Friday, July 14, 2017

Fabulous Fabriano Part IX

Our trip to Fabriano, Italy, continues...
(Here are the links to past posts just in case you are just joining this journey:  Part IPart IIPart IIIPart IVPart VPart VIPart VII, Part VIII)

Along with the wire watermark procedure that was demonstrated in our tour of the museum (pictured above), we also learned of an intriguing process invented in the mid-1800's.  This, as we were informed, is so specialized that only two people in the world practice the art:  Franco Librari and his daughter Annarita, both of Fabriano, Italy.

This watermarking process is better explained on the museum's website - click here for the link - but basically it begins with the detailed and painstaking process of carving an intricate design into wax.   These carvings can take years to create.   From this wax, metal dies are cast and used to imprint the watermark onto paper.

Throughout the Paper and Watermark Museum, examples of these exquisite wax carvings are on display.  Here are just two that I photographed ~

You may recognize these faces...

In most every room of the second level, back lit sheets of paper revealed their treasures.  Here are a few that I captured ~

Not ancient by the Fabriano Paper Company's standard, but my mine, this c.1700's eagle was imprsessive.

My good friend's Katie's last name is Graham, so I photographed this one -

I found this one interesting, along with the first two, because Fabriano was doing business with companies in the United States from a very early time in our nation's history.

This Santa was gloriously detailed...
along with the beloved saint...

The gift shop walls were framed with back lit spaces displaying sheets of paper with these elegant watermarks.  You can see them in the background of this photo of me holding a guest book ~

It was difficult to leave, but our visit to the Fabriano Paper and Watermark Museum, like all good things, had to come to an end.  It was a blessing to realize my dream of being there, getting the chance to add my signature to the guest book, and to purchase some very scrumptious paper.

Once again, our clerk helped us in pointing out that the site of the original factory as well as the   actual factory, were both within a mile of where we were at the museum.  How could we leave this fair city with out seeing both?

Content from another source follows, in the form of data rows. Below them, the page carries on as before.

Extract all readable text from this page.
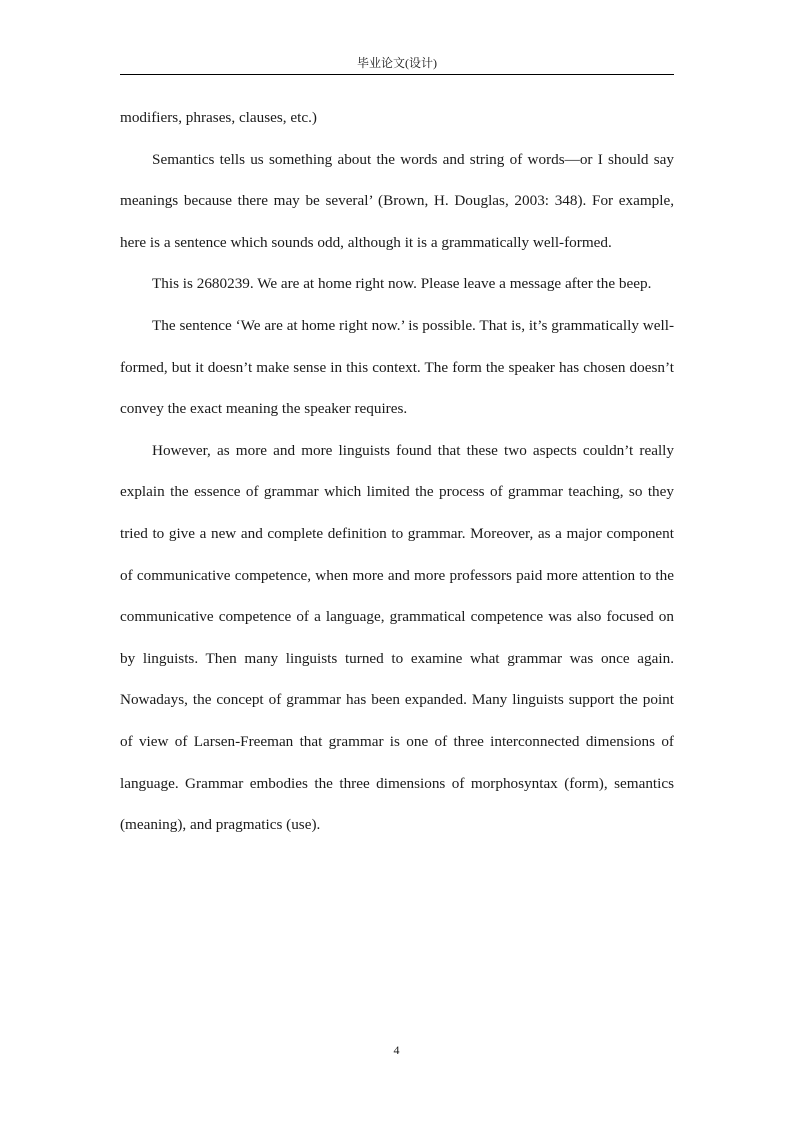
毕业论文(设计)

modifiers, phrases, clauses, etc.)

Semantics tells us something about the words and string of words—or I should say meanings because there may be several’ (Brown, H. Douglas, 2003: 348). For example, here is a sentence which sounds odd, although it is a grammatically well-formed.

This is 2680239. We are at home right now. Please leave a message after the beep.

The sentence ‘We are at home right now.’ is possible. That is, it’s grammatically well-formed, but it doesn’t make sense in this context. The form the speaker has chosen doesn’t convey the exact meaning the speaker requires.

However, as more and more linguists found that these two aspects couldn’t really explain the essence of grammar which limited the process of grammar teaching, so they tried to give a new and complete definition to grammar. Moreover, as a major component of communicative competence, when more and more professors paid more attention to the communicative competence of a language, grammatical competence was also focused on by linguists. Then many linguists turned to examine what grammar was once again. Nowadays, the concept of grammar has been expanded. Many linguists support the point of view of Larsen-Freeman that grammar is one of three interconnected dimensions of language. Grammar embodies the three dimensions of morphosyntax (form), semantics (meaning), and pragmatics (use).

4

Fortunately, on our way out of town, we located the spot of the original factory...

and where the current one is located...

Fabriano, Italy

Both, just as we were told, were within a mile of the current museum.

In my wildest dreams, I could not have imagined that our trip to Fabriano would have turned out so marvelously  well.  Lou and I were fortunate in so many ways - from the timing of our encounters, to the people we met, to the experiences shared.

Looking back, I experienced a lifetime of memories in less than twenty-four hours - truly remarkable. It has taken nine posts to convey a glimpse of these dreams come true.  My hope is that our trip inspires you to believe in your tangled dreams, whatever they may be.

Arrivederci, dear Fabriano!


  1. Sweet Trip, Wonderful Vacation.... thanks for the education in something I had no clue about! Now, I look at paper totally different!

    1. I am happy to know you do - and even doesn't even the feel of it become an experience as well?

  2. A wonderful series! Thank you so much for sharing your story in such detail!

  3. Adele, thank you so much for your wonderful posts of your trip to Italy. I have saved them to read over and over. But, of all, this last post is wonderful. I have always wondered how watermarks were made and that this brand had early contact with our Country, just awesome. My art store(Jerry's Artarama) started selling watercolor paper by Frabriano last year and I now have a great stash!Thanks again.

    1. Where is your store? I will have to visit some day.

  4. A great post - making me think much more about that humble watermark that we just draw over without much thought. I especially like that idea of the ancient world of Italy printing things for the new world United States. Isn't this world and its history a wide and wondrous thing?!

    1. Yes, it certainly is a wide and wondrous thing.